Seminar sessions will consist of students giving informal presentations on their work that will lead to the identification of contexts and avenues of theoretical enquiry applicable to their practice. Students will then deliver a formal presentation on their work that engages with appropriate contexts and theoretical frameworks. Students will elaborate and expand on this presentation in a written assignment that should be illustrated and referenced according to academic protocol.
Module Resources
Slide projection facilities and suitable accommodation for the presentation of work
Access to library and slide library
Computing workshop
Non-specialist computing facilities for email, internet access, word processing, database, spreadsheet and basic presentations will be available through LLRS/ITS facilities on campus, not from within the School itself - the exception being the School's Student Browsers based in studios which will support email and internet access.
Module Texts
As appropriate to the ideas and issues raised by your studio practice.
Indicative reading:
Edwards, S. (1999) Art and its Histories: A Reader, Yale Univ. Press in association with the Open University, London and New Haven.
Thomas, J. (ed., 2001) Reading Images Palgrav
Woodward, K. (2004) Questioning Identity: Gender, Class and Ethnicity, Routledge
Students are expected to take advantage of the extensive library facilites available within the University; keeping abreast of current developments through appropriate peridoicals and being aware of the work of major practitioners in their subject.
Module Indicative Content
To encourage you to assess critically the practical implications of various theoretical perspectives; to assist you in the integration of theory and practice in your own work; to enable you to articulate theoretical positions in relation to your visual art practice, in both written and verbal forms.

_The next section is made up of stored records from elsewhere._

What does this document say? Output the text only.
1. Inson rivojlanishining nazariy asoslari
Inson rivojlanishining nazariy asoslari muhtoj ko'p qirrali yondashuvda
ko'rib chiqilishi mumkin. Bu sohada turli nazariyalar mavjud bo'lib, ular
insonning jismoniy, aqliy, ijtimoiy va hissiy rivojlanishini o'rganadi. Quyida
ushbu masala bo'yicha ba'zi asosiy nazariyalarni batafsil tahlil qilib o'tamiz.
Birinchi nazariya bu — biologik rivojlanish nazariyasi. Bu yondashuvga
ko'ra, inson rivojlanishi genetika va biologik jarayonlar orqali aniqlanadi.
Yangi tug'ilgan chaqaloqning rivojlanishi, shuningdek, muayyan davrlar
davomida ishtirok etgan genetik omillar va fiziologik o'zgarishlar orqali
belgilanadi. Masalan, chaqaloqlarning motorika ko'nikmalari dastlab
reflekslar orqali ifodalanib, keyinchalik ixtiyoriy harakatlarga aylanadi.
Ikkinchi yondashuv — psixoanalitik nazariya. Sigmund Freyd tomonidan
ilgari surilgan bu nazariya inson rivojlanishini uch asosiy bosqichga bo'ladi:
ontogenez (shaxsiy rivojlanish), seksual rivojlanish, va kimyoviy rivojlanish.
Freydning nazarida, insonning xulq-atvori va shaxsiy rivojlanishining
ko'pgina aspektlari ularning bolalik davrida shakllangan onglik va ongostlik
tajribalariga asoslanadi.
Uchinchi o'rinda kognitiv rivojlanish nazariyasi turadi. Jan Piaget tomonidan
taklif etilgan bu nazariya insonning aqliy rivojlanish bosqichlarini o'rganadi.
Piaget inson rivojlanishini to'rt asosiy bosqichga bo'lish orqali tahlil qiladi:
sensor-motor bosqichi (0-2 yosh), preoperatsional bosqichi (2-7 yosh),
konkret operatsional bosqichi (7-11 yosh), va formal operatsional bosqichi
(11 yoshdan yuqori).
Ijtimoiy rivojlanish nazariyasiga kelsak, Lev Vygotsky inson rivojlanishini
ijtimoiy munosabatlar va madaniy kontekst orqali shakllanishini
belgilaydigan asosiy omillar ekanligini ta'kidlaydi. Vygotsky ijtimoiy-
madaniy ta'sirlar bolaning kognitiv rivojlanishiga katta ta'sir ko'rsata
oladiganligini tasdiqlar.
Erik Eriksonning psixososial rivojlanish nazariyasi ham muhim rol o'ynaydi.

Module Learning Strategies
You will begin the module with a series of group discussions and individual tutorial sessions with tutors during which time you will prepare to present your work to the group in the latter half of the semester. Through the course of the semester, you will collect a 'dossier' of discussions, debates and negotiations made between you and other students and the tutors. This material will help form part of the assessment of the module.
In practice-based modules, appropriate student supervision beyond the stated contact learning hours is determined by the number of students enrolled on the module per semester, and will be in accordance with current health and safety requirements.